Road

EuroFile: World’s edition

Hermida EPO tests negativeSpanish mountain biker José Antonio Hermida was cleared Wednesday of suspicion of taking EPO after urine samples taken at the world mountain bike championships earlier this month came back negative. Spanish national team officials confirmed that samples taken Sept. 11 in Les Gets, France, did not show traces of the banned blood booster. The Olympic silver medalist was not allowed to start the 2004 world championships after two blood screenings revealed a high hematocrit count and he was given a 15-day “cooling off” period which derailed his world’s hopes. Hermida

By Andrew Hood

Hermida EPO tests negative
Spanish mountain biker José Antonio Hermida was cleared Wednesday of suspicion of taking EPO after urine samples taken at the world mountain bike championships earlier this month came back negative.

Spanish national team officials confirmed that samples taken Sept. 11 in Les Gets, France, did not show traces of the banned blood booster.

The Olympic silver medalist was not allowed to start the 2004 world championships after two blood screenings revealed a high hematocrit count and he was given a 15-day “cooling off” period which derailed his world’s hopes.

Hermida tearfully defended his innocence of doping and explained that he’s been fighting the UCI for years to certify his naturally high hematocrit, which hovers around the official speed limit of 50 percent.

“I have not taken any drugs, I have not done anything wrong,” said Hermida said at the time. “At the moment, I feel like my career is in the hands of the UCI. You can see how my life has changed from one to another.”

Hermida was tested along with the Spanish mountain bike team two days before the men’s elite cross-country race, giving urine samples as well as blood samples that revealed a 50 percent hematocrit. UCI vampires returned the next morning and Hermida gave a reading of 52 percent, enough to earn him a required 15-day cooling off period.

Hermida said he sent medical reports in 1997 and again in 1998 to demonstrate a naturally high hematocrit, but because it wasn’t consistently above 50 percent, the UCI wouldn’t give him an exemption.

Hermida was the second Spanish rider disqualified from the 2004 world championships, following Alejandro Diaz de la Peña.

Rogers stands by IOC decision
Newly crowned world time trial champion Michael Rogers said he accepts the IOC ruling on allowing Tyler Hamilton to keep the Olympic time trial gold medal.

Rogers finished fourth behind the American, who later failed tests for banned blood transfusions. Hamilton’s second “B” sample was rendered unable to be tested after it was inadvertently frozen. Without the results, the IOC ruled that Hamilton would be allowed to keep the gold medal.

The ruling, of course, meant Rogers would not move up from fourth into the bronze medal. Wednesday’s victory in the world time trial seemed to soothe Roger’s disappointment from Athens.

“In the case of Hamilton, I respect the decision of the IOC,” Rogers said. “If the ‘B’ sample didn’t come back positive, then we should respect what the IOC decided. I was fourth on the day and that’s the place I finished.”

Bettini arrives by special delivery
Olympic champion Paolo Bettini is the heavy favorite going into Sunday’s elite men’s road race and traveled to Verona on Wednesday to make his final preparations.

The Italian super-star wasn’t content to drive or fly from his hometown along the Tuscan coast southwest of Florence. Instead, Bettini arrived via helicopter piloted by two-time world champion Gianni Bugno.

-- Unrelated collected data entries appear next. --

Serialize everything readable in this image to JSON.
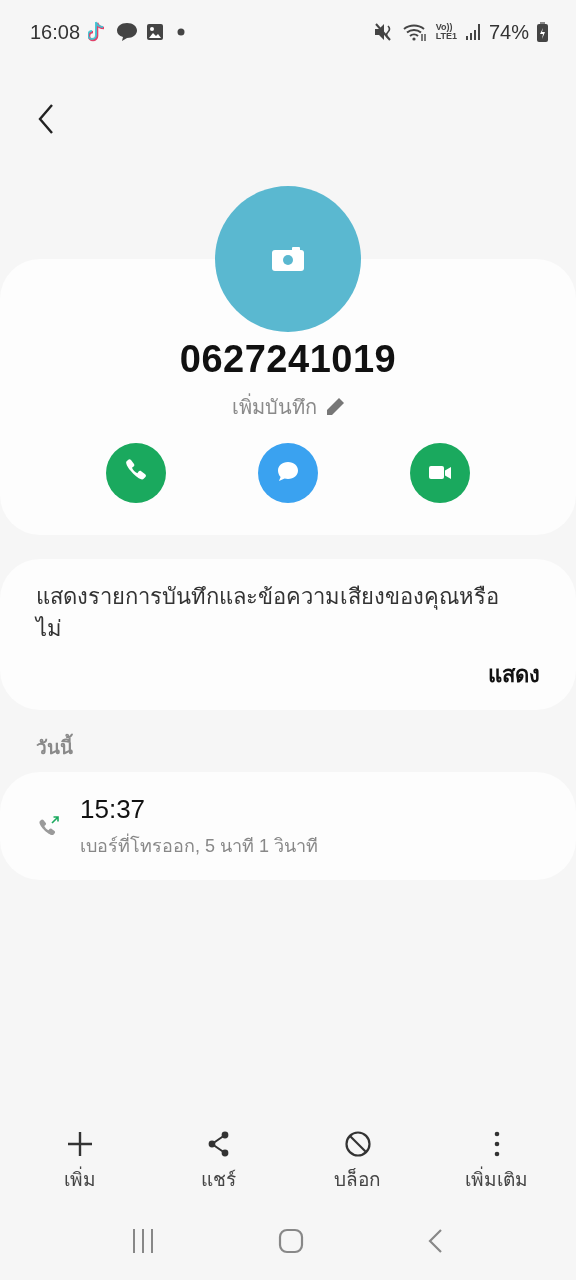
{
  "status_bar": {
    "time": "16:08",
    "network_top": "Vo))",
    "network_bottom": "LTE1",
    "battery": "74%"
  },
  "contact": {
    "number": "0627241019",
    "note_placeholder": "เพิ่มบันทึก",
    "actions": [
      {
        "kind": "call",
        "color": "#1aa95e"
      },
      {
        "kind": "message",
        "color": "#3aa2f0"
      },
      {
        "kind": "video",
        "color": "#1aa95e"
      }
    ]
  },
  "prompt": {
    "text": "แสดงรายการบันทึกและข้อความเสียงของคุณหรือไม่",
    "button": "แสดง"
  },
  "history": {
    "heading": "วันนี้",
    "calls": [
      {
        "kind": "outgoing",
        "time": "15:37",
        "detail": "เบอร์ที่โทรออก, 5 นาที 1 วินาที"
      }
    ]
  },
  "toolbar": [
    {
      "kind": "add",
      "label": "เพิ่ม"
    },
    {
      "kind": "share",
      "label": "แชร์"
    },
    {
      "kind": "block",
      "label": "บล็อก"
    },
    {
      "kind": "more",
      "label": "เพิ่มเติม"
    }
  ]
}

Bugno is a licensed helicopter pilot who flew in the Italian national guard, but gave the Olympic champion a ride north to Verona in one of the birds. Reports say Bettini arrived without incident.

Upcoming world’s venues announced
The UCI released Wednesday the schedule of upcoming world championship venues through 2007.

The next three road world championships, starting in 2005, will be held in Madrid, Spain; Salzburg, Austria; and Stuttgart, Germany. The UCI also announced that the 2009 road world championships will be held in Mendrisio, Switzerland.

The next three mountain-bike world championships, starting in 2005, will be held in Livigno, Italy; Rotorua, New Zealand; and Fort William, Scotland.

Upcoming world championship venues:

2005
road: Madrid, Spain
track: Los Angeles, United States
mountain bike: Livigno, Italy
cyclo-cross: St. Wendel, Germany
 
2006
road: Salzburg, Austria
track: Bordeaux, France
mountain bike: Rotorua, New Zealand
cyclo-cross: Zeddam, The Netherlands
 
2007
road: Stuttgart, Germany
track: Palma de Mallorca, Spain
mountain bike: Fort William, Scotland
cyclo-cross: Hooglede-Gits, Belgium
 
2008
cyclo-cross: Treviso, Italy
 
 2005 Giro start announced
Whether or not the Giro d’Italia will be part of the ProTour next year, race organizers are moving ahead with plans for the 88th edition of the Italian grand tour. Officials confirmed that next year’s race will start in the Reggio Calabria on May 7 with a prologue and an opening road stage across the region.